Ich bleibe wol noch hier bis in den Anfang Oktober hier u. kehre dann allmählich wieder in mein Winterquartier ein, obwol ich Wien nicht allzu sehr liebe.

Wie geht es Ihnen? Da Sie im Vergleich zu mir noch ein Jüngling sind,3 so hoffe ich, es werde Ihre Gesundheit fest gegründet sein, wenn auch kleine Leiden Sie zeitweise inkommodieren. Jedenfalls wünsche ich Ihnen das beste Wolergehen.

Ich muß schließen weil die Augen den Dienst versagen. Wenn ich nach Wien komme, muß ich mich untersuchen lassen. Meine Augengläser taugen nicht mehr, ich gehe häufig ohne diese spazieren, weil mir die Augengläser Kopfweh verursachen.
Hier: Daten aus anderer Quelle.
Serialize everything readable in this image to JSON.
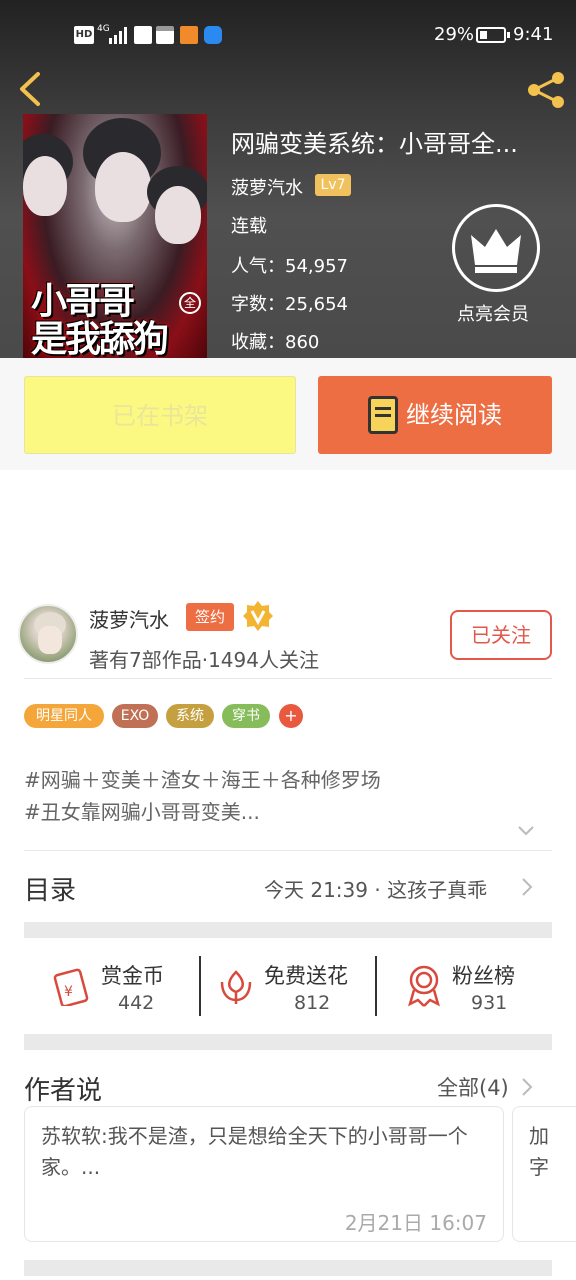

Mit den herzlichsten Grüßen u. Wünschen

Ihr
L Reinisch


1 Schuchardt, „Baskisch-hamitische Wortvergleichungen“, Revista Internacional de Estudios Vascos / Revue International des Études Basques 7, 1913, 289-340.

2 Hans Conon von der Gabelentz, Die Verwandtschaft des Baskischen mit den Berbersprachen Nordafricas. Hrsg. von Albrecht Graf von der Schulenburg, Braunschweig: Sattler, 1894.

3 Schuchardt war zehn Jahre jünger als Reinisch.